While the salamander at floor level served as a hypnotic focal point that captured the gaze of those present, on the ceiling shone Francesco Salviati’s sensual canvases depicting the stories of Cupid and Psyche, a reminder that, like humans, even the gods endure the torments of passion. The frescoes and the salamander formed a symbolic unicum: a tribute to the power of love, both human and divine, capable of overcoming even the harshest trials.The tale, narrated in The Metamorphoses by Apuleius, tells how Venus, Cupid’s capricious mother, did everything in her power to hinder the love between her son and the beautiful princess Psyche. Yet the young woman courageously faced relentless challenges, eventually achieving immortality and earning Venus’ consent to the marriage.
Thus, the theme of the tale, together with the salamander, celebrated the triumph of desire. The tenacity of passion and the ability to endure the harsh trials it sometimes imposes were ultimately sublimated into a divine force, capable of leading to the bliss of love and the union of human and divine.
Despite the thematic coherence of the room, the creature, with its many symbolic references, also evoked Giovanni Grimani’s moral strength and the unwavering faith that allowed him to withstand the accusations and persecution of the Inquisition.
The Metamorphoses
The themes of the two subsequent rooms, inspired by The Metamorphoses of Ovid, are dedicated to the nymph Callisto—transformed into a bear by Juno and then into a constellation by Jupiter—and to Marsyas, the reckless satyr who, after daring to challenge Apollo to a musical contest, was flayed as punishment for his hubris.
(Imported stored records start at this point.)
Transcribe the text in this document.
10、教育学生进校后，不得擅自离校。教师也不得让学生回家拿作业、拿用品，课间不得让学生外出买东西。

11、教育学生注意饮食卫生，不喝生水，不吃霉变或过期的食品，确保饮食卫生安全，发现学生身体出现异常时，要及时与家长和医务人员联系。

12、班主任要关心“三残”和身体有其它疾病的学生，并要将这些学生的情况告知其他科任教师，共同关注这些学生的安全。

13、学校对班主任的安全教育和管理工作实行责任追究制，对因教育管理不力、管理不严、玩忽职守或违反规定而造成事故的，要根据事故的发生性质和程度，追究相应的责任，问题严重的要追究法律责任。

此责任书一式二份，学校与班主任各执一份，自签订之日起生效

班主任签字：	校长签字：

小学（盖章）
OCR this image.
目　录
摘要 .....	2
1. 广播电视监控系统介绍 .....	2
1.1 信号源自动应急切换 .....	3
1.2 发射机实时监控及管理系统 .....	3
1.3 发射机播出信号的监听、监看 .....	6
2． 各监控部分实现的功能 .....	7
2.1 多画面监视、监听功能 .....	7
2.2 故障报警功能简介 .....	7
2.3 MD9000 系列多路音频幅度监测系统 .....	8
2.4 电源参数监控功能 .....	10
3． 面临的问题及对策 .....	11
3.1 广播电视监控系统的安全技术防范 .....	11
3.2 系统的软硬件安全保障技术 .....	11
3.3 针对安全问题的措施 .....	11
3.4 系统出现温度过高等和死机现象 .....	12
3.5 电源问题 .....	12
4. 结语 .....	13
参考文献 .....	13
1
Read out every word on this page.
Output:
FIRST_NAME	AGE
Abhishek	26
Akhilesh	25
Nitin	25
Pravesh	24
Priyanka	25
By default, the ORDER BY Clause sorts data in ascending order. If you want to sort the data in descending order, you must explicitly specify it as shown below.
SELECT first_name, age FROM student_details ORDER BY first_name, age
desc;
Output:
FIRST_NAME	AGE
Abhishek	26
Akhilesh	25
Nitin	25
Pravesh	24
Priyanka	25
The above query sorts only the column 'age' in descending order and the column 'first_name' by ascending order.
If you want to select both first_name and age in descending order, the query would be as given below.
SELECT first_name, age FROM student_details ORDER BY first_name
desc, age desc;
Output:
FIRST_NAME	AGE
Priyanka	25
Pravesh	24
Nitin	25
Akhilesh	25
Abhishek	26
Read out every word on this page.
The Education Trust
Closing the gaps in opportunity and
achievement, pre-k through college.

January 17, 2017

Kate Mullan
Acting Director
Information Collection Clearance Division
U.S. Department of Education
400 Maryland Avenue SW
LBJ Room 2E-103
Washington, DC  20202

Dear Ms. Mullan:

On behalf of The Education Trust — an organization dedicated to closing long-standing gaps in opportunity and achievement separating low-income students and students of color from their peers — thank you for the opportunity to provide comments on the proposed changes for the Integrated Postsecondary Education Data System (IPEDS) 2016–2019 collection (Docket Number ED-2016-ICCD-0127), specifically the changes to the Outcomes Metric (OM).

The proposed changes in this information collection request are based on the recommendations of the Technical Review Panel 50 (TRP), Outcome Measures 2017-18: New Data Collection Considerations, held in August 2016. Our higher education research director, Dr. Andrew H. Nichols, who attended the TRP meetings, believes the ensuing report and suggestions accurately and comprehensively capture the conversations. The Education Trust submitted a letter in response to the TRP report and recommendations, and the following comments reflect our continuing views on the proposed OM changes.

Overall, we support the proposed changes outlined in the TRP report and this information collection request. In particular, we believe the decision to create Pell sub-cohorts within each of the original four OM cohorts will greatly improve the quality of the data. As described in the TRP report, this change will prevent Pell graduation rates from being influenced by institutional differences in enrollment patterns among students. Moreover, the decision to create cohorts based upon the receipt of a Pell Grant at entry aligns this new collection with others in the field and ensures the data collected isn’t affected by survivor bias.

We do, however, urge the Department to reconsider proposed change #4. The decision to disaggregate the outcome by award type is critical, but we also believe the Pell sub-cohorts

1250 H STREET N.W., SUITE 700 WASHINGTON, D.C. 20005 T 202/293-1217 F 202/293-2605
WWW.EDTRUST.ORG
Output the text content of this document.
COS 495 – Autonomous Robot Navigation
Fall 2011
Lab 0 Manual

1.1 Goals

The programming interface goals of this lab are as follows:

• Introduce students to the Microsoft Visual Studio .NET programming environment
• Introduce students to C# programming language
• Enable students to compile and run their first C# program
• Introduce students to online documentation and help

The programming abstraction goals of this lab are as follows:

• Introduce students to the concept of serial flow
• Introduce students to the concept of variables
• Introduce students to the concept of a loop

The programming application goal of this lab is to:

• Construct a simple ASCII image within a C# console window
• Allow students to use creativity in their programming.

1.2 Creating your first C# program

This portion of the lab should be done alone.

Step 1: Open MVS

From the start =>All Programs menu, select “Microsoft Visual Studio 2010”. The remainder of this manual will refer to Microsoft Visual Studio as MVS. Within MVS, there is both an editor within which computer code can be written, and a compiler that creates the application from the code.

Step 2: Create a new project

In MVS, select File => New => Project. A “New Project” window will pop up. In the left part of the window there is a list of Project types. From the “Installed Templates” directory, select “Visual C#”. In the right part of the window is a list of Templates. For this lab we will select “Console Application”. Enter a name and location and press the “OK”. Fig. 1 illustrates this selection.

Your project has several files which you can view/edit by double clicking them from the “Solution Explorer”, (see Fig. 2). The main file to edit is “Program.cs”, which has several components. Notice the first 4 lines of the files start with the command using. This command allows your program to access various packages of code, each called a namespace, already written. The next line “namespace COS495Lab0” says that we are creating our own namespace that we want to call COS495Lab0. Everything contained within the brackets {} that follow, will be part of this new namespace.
Once again, we witness the injustices of the gods: while Cupid and Psyche’s story ends in happiness after their suffering, the only way to save Callisto from her fate was to immortalize her among the stars. As for Marsyas, all that remains of him is a memory, preserved in the name of a river, born from the tears of pity shed by the woodland deities.
In mythology, metamorphosis becomes the instrument through which the gods attempt to redress the wrongs that, often out of vanity, they inflict upon lesser gods or mortals.
In the same way, Giovanni Grimani transformed the palace into a testament to his life, entrusting art with the task of restoring justice to his story and leaving it as a legacy for posterity.
Almost half a millennium later, walking through these halls, one can still hear his voice echoing—perhaps only a whisper of vindication, left in the care of history.